The program focuses on prevention rather than on end-product testing. Under the HACCP approach, producers closely examine their operation and determine how to control, eliminate or minimise hazards before they occur.
Australian Pork Export Quality (APEQ) Program
While the APIQ Program provides a ‘best practise’ quality framework for Australian pork producers, the Australian Pork Export Quality (APEQ) Program enables each supply chain company to monitor its own work practices and establish effective control mechanisms. This means food quality and safety can be assured in the period immediately after slaughter through to delivery to consumer. This is a new industry program and is a logical extension of the APIQ Program.
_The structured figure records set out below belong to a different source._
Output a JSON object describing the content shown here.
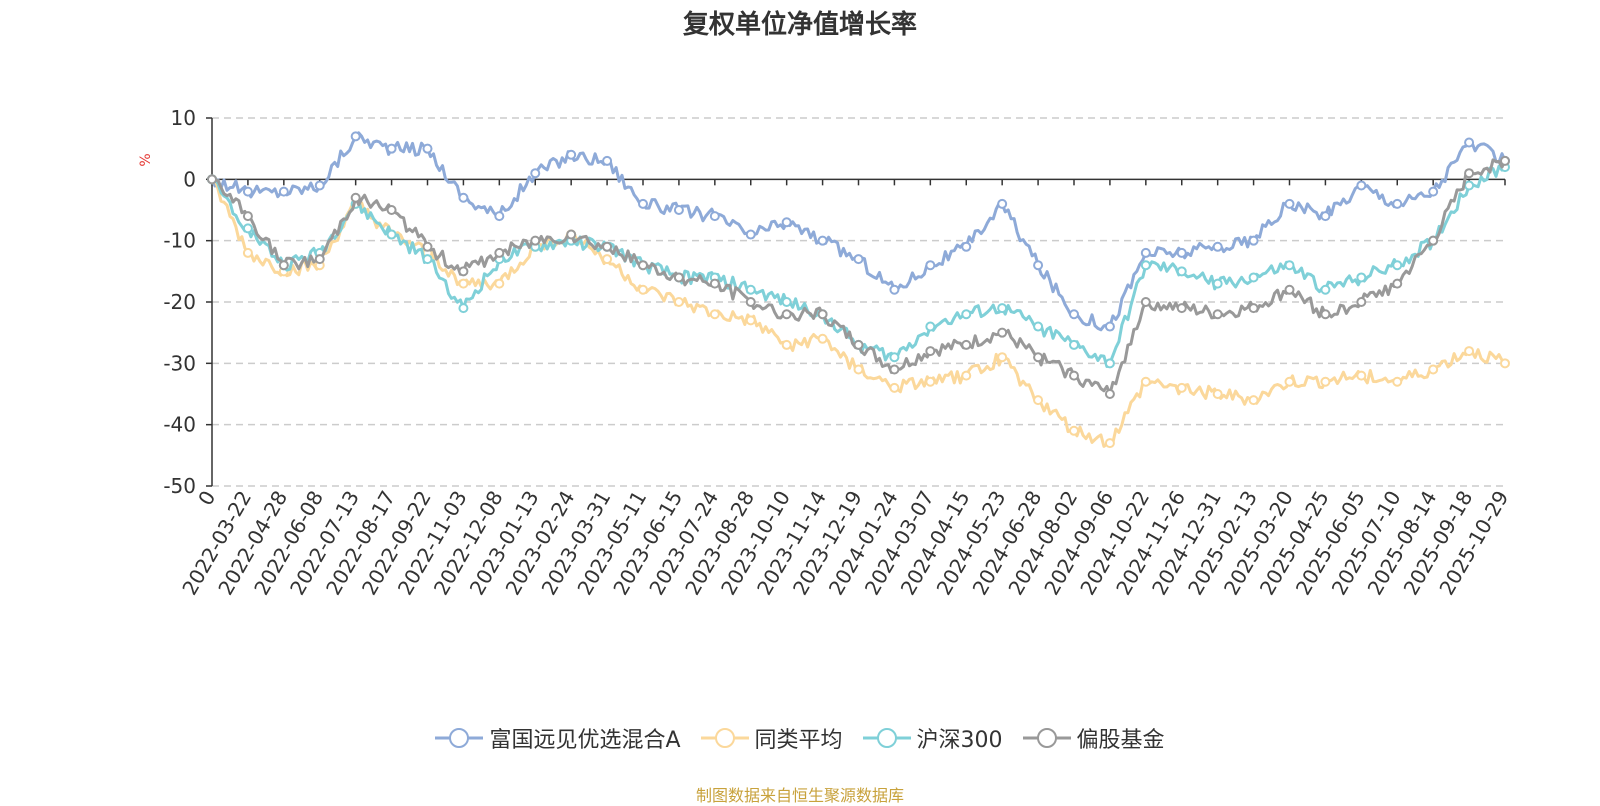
{
  "chart_data": {
    "type": "line",
    "title": "复权单位净值增长率",
    "ylabel": "%",
    "xlabel": "",
    "ylim": [
      -50,
      10
    ],
    "yticks": [
      10,
      0,
      -10,
      -20,
      -30,
      -40,
      -50
    ],
    "grid": true,
    "legend_position": "bottom",
    "x": [
      "0",
      "2022-03-22",
      "2022-04-28",
      "2022-06-08",
      "2022-07-13",
      "2022-08-17",
      "2022-09-22",
      "2022-11-03",
      "2022-12-08",
      "2023-01-13",
      "2023-02-24",
      "2023-03-31",
      "2023-05-11",
      "2023-06-15",
      "2023-07-24",
      "2023-08-28",
      "2023-10-10",
      "2023-11-14",
      "2023-12-19",
      "2024-01-24",
      "2024-03-07",
      "2024-04-15",
      "2024-05-23",
      "2024-06-28",
      "2024-08-02",
      "2024-09-06",
      "2024-10-22",
      "2024-11-26",
      "2024-12-31",
      "2025-02-13",
      "2025-03-20",
      "2025-04-25",
      "2025-06-05",
      "2025-07-10",
      "2025-08-14",
      "2025-09-18",
      "2025-10-29"
    ],
    "series": [
      {
        "name": "富国远见优选混合A",
        "color": "#8eaad8",
        "values": [
          0,
          -2,
          -2,
          -1,
          7,
          5,
          5,
          -3,
          -6,
          1,
          4,
          3,
          -4,
          -5,
          -6,
          -9,
          -7,
          -10,
          -13,
          -18,
          -14,
          -11,
          -4,
          -14,
          -22,
          -24,
          -12,
          -12,
          -11,
          -10,
          -4,
          -6,
          -1,
          -4,
          -2,
          6,
          3
        ]
      },
      {
        "name": "同类平均",
        "color": "#fbd89b",
        "values": [
          0,
          -12,
          -15,
          -14,
          -4,
          -9,
          -12,
          -17,
          -17,
          -11,
          -9,
          -13,
          -18,
          -20,
          -22,
          -23,
          -27,
          -26,
          -31,
          -34,
          -33,
          -32,
          -29,
          -36,
          -41,
          -43,
          -33,
          -34,
          -35,
          -36,
          -33,
          -33,
          -32,
          -33,
          -31,
          -28,
          -30
        ]
      },
      {
        "name": "沪深300",
        "color": "#7fd0d8",
        "values": [
          0,
          -8,
          -14,
          -12,
          -4,
          -9,
          -13,
          -21,
          -13,
          -11,
          -10,
          -11,
          -14,
          -16,
          -16,
          -18,
          -20,
          -22,
          -27,
          -29,
          -24,
          -22,
          -21,
          -24,
          -27,
          -30,
          -14,
          -15,
          -17,
          -16,
          -14,
          -18,
          -16,
          -14,
          -10,
          -1,
          2
        ]
      },
      {
        "name": "偏股基金",
        "color": "#999999",
        "values": [
          0,
          -6,
          -14,
          -13,
          -3,
          -5,
          -11,
          -15,
          -12,
          -10,
          -9,
          -11,
          -14,
          -16,
          -17,
          -20,
          -22,
          -22,
          -27,
          -31,
          -28,
          -27,
          -25,
          -29,
          -32,
          -35,
          -20,
          -21,
          -22,
          -21,
          -18,
          -22,
          -20,
          -17,
          -10,
          1,
          3
        ]
      }
    ]
  },
  "source_note": "制图数据来自恒生聚源数据库"
}
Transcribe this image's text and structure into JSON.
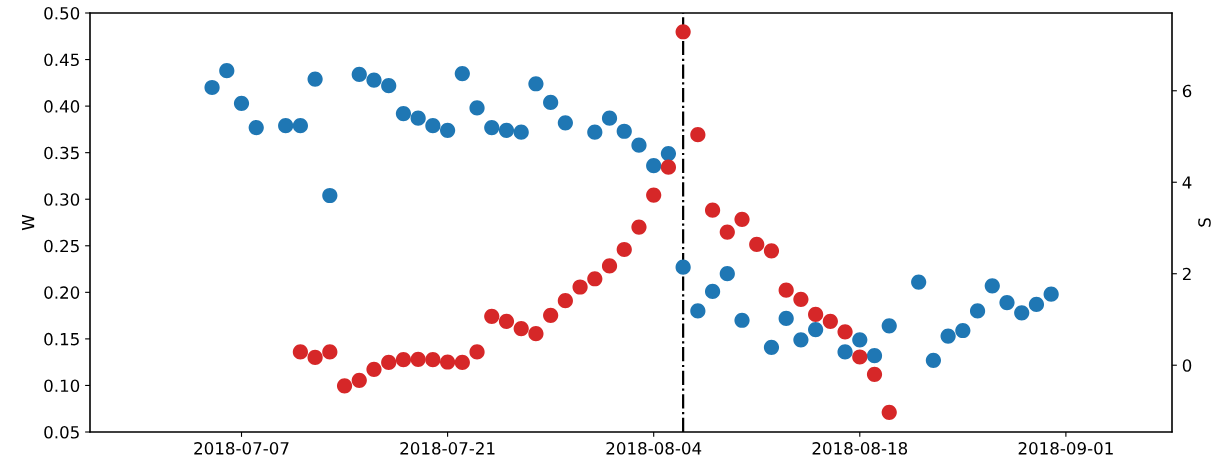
{
  "chart_data": {
    "type": "scatter",
    "xlabel": null,
    "ylabel": "W",
    "y2label": "S",
    "xlim": [
      "2018-06-26T17:00",
      "2018-09-08T05:00"
    ],
    "xticks": [
      "2018-07-07",
      "2018-07-21",
      "2018-08-04",
      "2018-08-18",
      "2018-09-01"
    ],
    "ylim": [
      0.05,
      0.5
    ],
    "yticks": [
      {
        "value": 0.05,
        "label": "0.05"
      },
      {
        "value": 0.1,
        "label": "0.10"
      },
      {
        "value": 0.15,
        "label": "0.15"
      },
      {
        "value": 0.2,
        "label": "0.20"
      },
      {
        "value": 0.25,
        "label": "0.25"
      },
      {
        "value": 0.3,
        "label": "0.30"
      },
      {
        "value": 0.35,
        "label": "0.35"
      },
      {
        "value": 0.4,
        "label": "0.40"
      },
      {
        "value": 0.45,
        "label": "0.45"
      },
      {
        "value": 0.5,
        "label": "0.50"
      }
    ],
    "y2lim": [
      -1.46,
      7.7
    ],
    "y2ticks": [
      0,
      2,
      4,
      6
    ],
    "marker": "circle",
    "grid": false,
    "ref_lines": [
      {
        "axis": "x",
        "value": "2018-08-06",
        "color": "#000000",
        "line_style": "dashdot"
      }
    ],
    "series": [
      {
        "color": "#1f77b4",
        "x": [
          "2018-07-05",
          "2018-07-06",
          "2018-07-07",
          "2018-07-08",
          "2018-07-10",
          "2018-07-11",
          "2018-07-12",
          "2018-07-13",
          "2018-07-15",
          "2018-07-16",
          "2018-07-17",
          "2018-07-18",
          "2018-07-19",
          "2018-07-20",
          "2018-07-21",
          "2018-07-22",
          "2018-07-23",
          "2018-07-24",
          "2018-07-25",
          "2018-07-26",
          "2018-07-27",
          "2018-07-28",
          "2018-07-29",
          "2018-07-31",
          "2018-08-01",
          "2018-08-02",
          "2018-08-03",
          "2018-08-04",
          "2018-08-05",
          "2018-08-06",
          "2018-08-07",
          "2018-08-08",
          "2018-08-09",
          "2018-08-10",
          "2018-08-12",
          "2018-08-13",
          "2018-08-14",
          "2018-08-15",
          "2018-08-17",
          "2018-08-18",
          "2018-08-19",
          "2018-08-20",
          "2018-08-22",
          "2018-08-23",
          "2018-08-24",
          "2018-08-25",
          "2018-08-26",
          "2018-08-27",
          "2018-08-28",
          "2018-08-29",
          "2018-08-30",
          "2018-08-31"
        ],
        "values": [
          0.42,
          0.438,
          0.403,
          0.377,
          0.379,
          0.379,
          0.429,
          0.304,
          0.434,
          0.428,
          0.422,
          0.392,
          0.387,
          0.379,
          0.374,
          0.435,
          0.398,
          0.377,
          0.374,
          0.372,
          0.424,
          0.404,
          0.382,
          0.372,
          0.387,
          0.373,
          0.358,
          0.336,
          0.349,
          0.227,
          0.18,
          0.201,
          0.22,
          0.17,
          0.141,
          0.172,
          0.149,
          0.16,
          0.136,
          0.149,
          0.132,
          0.164,
          0.211,
          0.127,
          0.153,
          0.159,
          0.18,
          0.207,
          0.189,
          0.178,
          0.187,
          0.198
        ]
      },
      {
        "color": "#d62728",
        "axis": "y2",
        "x": [
          "2018-07-11",
          "2018-07-12",
          "2018-07-13",
          "2018-07-14",
          "2018-07-15",
          "2018-07-16",
          "2018-07-17",
          "2018-07-18",
          "2018-07-19",
          "2018-07-20",
          "2018-07-21",
          "2018-07-22",
          "2018-07-23",
          "2018-07-24",
          "2018-07-25",
          "2018-07-26",
          "2018-07-27",
          "2018-07-28",
          "2018-07-29",
          "2018-07-30",
          "2018-07-31",
          "2018-08-01",
          "2018-08-02",
          "2018-08-03",
          "2018-08-04",
          "2018-08-05",
          "2018-08-06",
          "2018-08-07",
          "2018-08-08",
          "2018-08-09",
          "2018-08-10",
          "2018-08-11",
          "2018-08-12",
          "2018-08-13",
          "2018-08-14",
          "2018-08-15",
          "2018-08-16",
          "2018-08-17",
          "2018-08-18",
          "2018-08-19",
          "2018-08-20"
        ],
        "values": [
          0.29,
          0.17,
          0.29,
          -0.45,
          -0.33,
          -0.09,
          0.06,
          0.12,
          0.13,
          0.12,
          0.07,
          0.06,
          0.29,
          1.07,
          0.96,
          0.8,
          0.69,
          1.09,
          1.41,
          1.71,
          1.89,
          2.17,
          2.53,
          3.02,
          3.72,
          4.33,
          7.29,
          5.04,
          3.39,
          2.91,
          3.19,
          2.64,
          2.5,
          1.64,
          1.44,
          1.11,
          0.96,
          0.73,
          0.18,
          -0.2,
          -1.03
        ]
      }
    ]
  }
}
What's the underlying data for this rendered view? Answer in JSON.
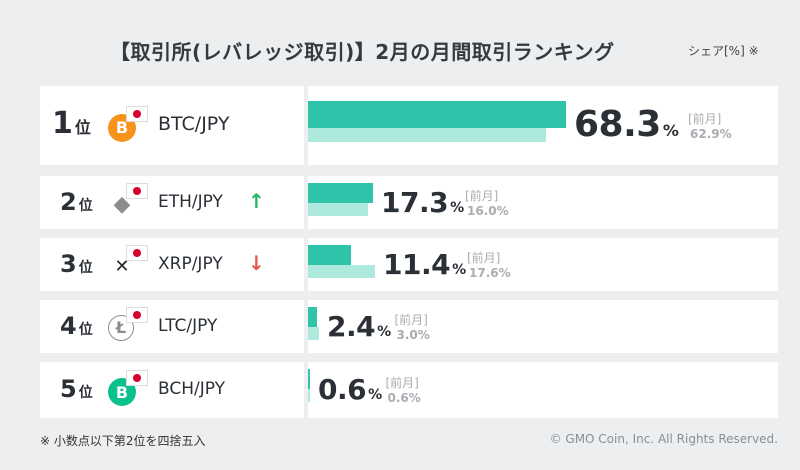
{
  "title": "【取引所(レバレッジ取引)】2月の月間取引ランキング",
  "title_unit": "シェア[%] ※",
  "footnote": "※ 小数点以下第2位を四捨五入",
  "copyright": "© GMO Coin, Inc. All Rights Reserved.",
  "prev_label": "[前月]",
  "rank_suffix": "位",
  "percent_sign": "%",
  "colors": {
    "current": "#2fc4a9",
    "previous": "#aee9dd"
  },
  "chart_data": {
    "type": "bar",
    "orientation": "horizontal",
    "title": "【取引所(レバレッジ取引)】2月の月間取引ランキング",
    "categories": [
      "BTC/JPY",
      "ETH/JPY",
      "XRP/JPY",
      "LTC/JPY",
      "BCH/JPY"
    ],
    "series": [
      {
        "name": "2月",
        "values": [
          68.3,
          17.3,
          11.4,
          2.4,
          0.6
        ]
      },
      {
        "name": "前月",
        "values": [
          62.9,
          16.0,
          17.6,
          3.0,
          0.6
        ]
      }
    ],
    "unit": "%",
    "xlim": [
      0,
      100
    ]
  },
  "rows": [
    {
      "rank": "1",
      "pair": "BTC/JPY",
      "coin": "B",
      "coin_icon": "bitcoin-icon",
      "coin_color": "#f7931a",
      "current": "68.3",
      "previous": "62.9",
      "trend": ""
    },
    {
      "rank": "2",
      "pair": "ETH/JPY",
      "coin": "◆",
      "coin_icon": "ethereum-icon",
      "coin_color": "#8c8c8c",
      "current": "17.3",
      "previous": "16.0",
      "trend": "up"
    },
    {
      "rank": "3",
      "pair": "XRP/JPY",
      "coin": "✕",
      "coin_icon": "xrp-icon",
      "coin_color": "#23292f",
      "current": "11.4",
      "previous": "17.6",
      "trend": "down"
    },
    {
      "rank": "4",
      "pair": "LTC/JPY",
      "coin": "Ł",
      "coin_icon": "litecoin-icon",
      "coin_color": "#a6a9aa",
      "current": "2.4",
      "previous": "3.0",
      "trend": ""
    },
    {
      "rank": "5",
      "pair": "BCH/JPY",
      "coin": "B",
      "coin_icon": "bitcoin-cash-icon",
      "coin_color": "#0ac18e",
      "current": "0.6",
      "previous": "0.6",
      "trend": ""
    }
  ]
}
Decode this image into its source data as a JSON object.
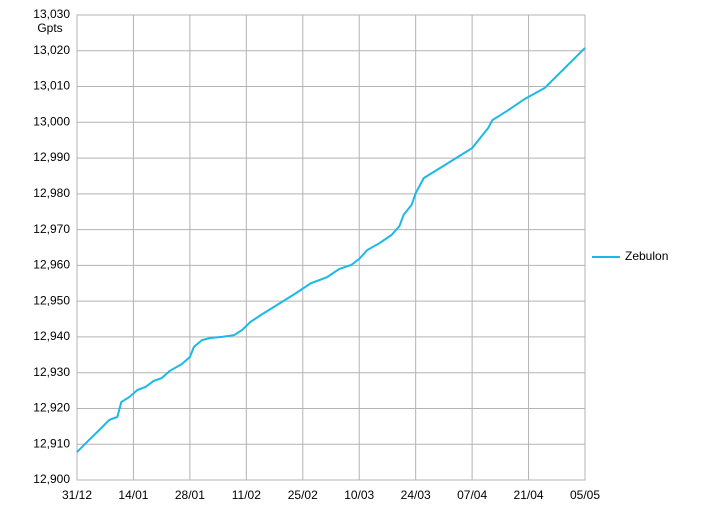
{
  "chart_data": {
    "type": "line",
    "y_label": "Gpts",
    "x": [
      "31/12",
      "03/01",
      "06/01",
      "08/01",
      "10/01",
      "11/01",
      "13/01",
      "15/01",
      "17/01",
      "19/01",
      "21/01",
      "23/01",
      "26/01",
      "28/01",
      "29/01",
      "31/01",
      "02/02",
      "05/02",
      "08/02",
      "10/02",
      "12/02",
      "15/02",
      "19/02",
      "23/02",
      "27/02",
      "02/03",
      "05/03",
      "08/03",
      "10/03",
      "12/03",
      "15/03",
      "18/03",
      "20/03",
      "21/03",
      "23/03",
      "24/03",
      "26/03",
      "30/03",
      "03/04",
      "07/04",
      "09/04",
      "11/04",
      "12/04",
      "16/04",
      "20/04",
      "25/04",
      "05/05"
    ],
    "series": [
      {
        "name": "Zebulon",
        "color": "#1cb8e8",
        "values": [
          12907.8,
          12911.2,
          12914.5,
          12916.8,
          12917.6,
          12921.8,
          12923.2,
          12925.2,
          12926,
          12927.7,
          12928.5,
          12930.5,
          12932.4,
          12934.4,
          12937.2,
          12939.1,
          12939.7,
          12940,
          12940.5,
          12942,
          12944.2,
          12946.4,
          12949.2,
          12952,
          12955,
          12956.7,
          12959,
          12960.1,
          12961.8,
          12964.3,
          12966.2,
          12968.5,
          12971,
          12974.1,
          12976.9,
          12980.2,
          12984.4,
          12987.2,
          12990,
          12992.8,
          12995.6,
          12998.4,
          13000.6,
          13003.4,
          13006.5,
          13009.6,
          13020.8
        ]
      }
    ],
    "xlim": [
      "31/12",
      "05/05"
    ],
    "xticks": [
      "31/12",
      "14/01",
      "28/01",
      "11/02",
      "25/02",
      "10/03",
      "24/03",
      "07/04",
      "21/04",
      "05/05"
    ],
    "ylim": [
      12900,
      13030
    ],
    "yticks": [
      {
        "value": 12900,
        "label": "12,900"
      },
      {
        "value": 12910,
        "label": "12,910"
      },
      {
        "value": 12920,
        "label": "12,920"
      },
      {
        "value": 12930,
        "label": "12,930"
      },
      {
        "value": 12940,
        "label": "12,940"
      },
      {
        "value": 12950,
        "label": "12,950"
      },
      {
        "value": 12960,
        "label": "12,960"
      },
      {
        "value": 12970,
        "label": "12,970"
      },
      {
        "value": 12980,
        "label": "12,980"
      },
      {
        "value": 12990,
        "label": "12,990"
      },
      {
        "value": 13000,
        "label": "13,000"
      },
      {
        "value": 13010,
        "label": "13,010"
      },
      {
        "value": 13020,
        "label": "13,020"
      },
      {
        "value": 13030,
        "label": "13,030"
      }
    ],
    "grid": true,
    "legend": "right"
  }
}
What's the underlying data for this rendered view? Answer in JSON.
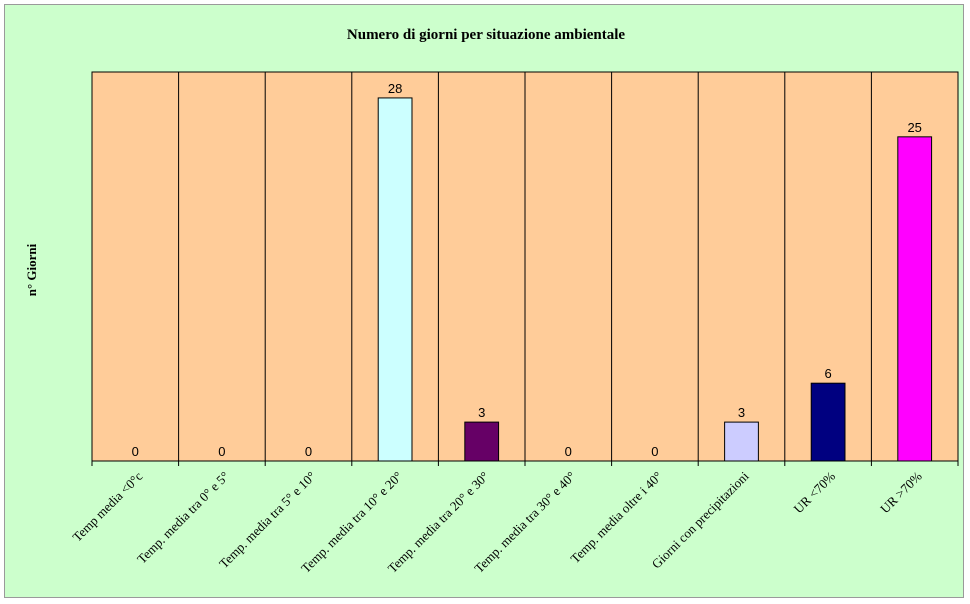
{
  "chart_data": {
    "type": "bar",
    "title": "Numero di giorni per situazione ambientale",
    "xlabel": "",
    "ylabel": "n° Giorni",
    "ylim": [
      0,
      30
    ],
    "grid": false,
    "categories": [
      "Temp media <0°c",
      "Temp. media tra 0° e 5°",
      "Temp. media tra 5° e 10°",
      "Temp. media tra 10° e 20°",
      "Temp. media tra 20° e 30°",
      "Temp. media tra 30° e 40°",
      "Temp. media oltre i 40°",
      "Giorni con precipitazioni",
      "UR <70%",
      "UR >70%"
    ],
    "values": [
      0,
      0,
      0,
      28,
      3,
      0,
      0,
      3,
      6,
      25
    ],
    "bar_colors": [
      "#ccffff",
      "#ccffff",
      "#ccffff",
      "#ccffff",
      "#660066",
      "#660066",
      "#660066",
      "#ccccff",
      "#000080",
      "#ff00ff"
    ],
    "plot_background": "#ffcc99",
    "chart_background": "#ccffcc",
    "legend": "none"
  }
}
All abattoirs or boning rooms preparing product for export markets must be registered as such. A meat export licence is mandatory and the requirements of the state or territory in which the premises are situated must be complied with. A meat export license is issued by the Secretary of the Commonwealth Department of Agriculture, Fisheries, and Forestry (AFFA).
AQIS
The Australian Quarantine and Inspection Service (AQIS) is a government entity, located within the AFFA portfolio and provides quarantine inspection services for the arrival in Australia of international passengers, cargo, mail, animals and plants or their products. In addition AQIS is responsible for the inspection and certification of a range of animal and plant products exported from Australia. AQIS’s role in abattoirs and boning rooms includes responsibility for health and hygiene inspection procedures, the description of basic meat categories, regulatory controls over the transfer and export of meat, and ensuring compulsory requirements of foreign governments are met.
AUS-MEAT
The Authority for the Uniform Specifications for Meat and Livestock (AUS-MEAT) has a role in developing and over seeing a uniform description language for meat and livestock and for supervising quality assurance programmes and product specification. Livestock slaughtering establishments which meet the prescribed standards are known as AUS-MEAT accredited abattoirs. Accredited establishments will be recognised for their correct use of the national language, maintaining a quality assurance programme, adherence to the Code of Practise for over the hooks trading and the appointment of AUS-MEAT Standards Officers.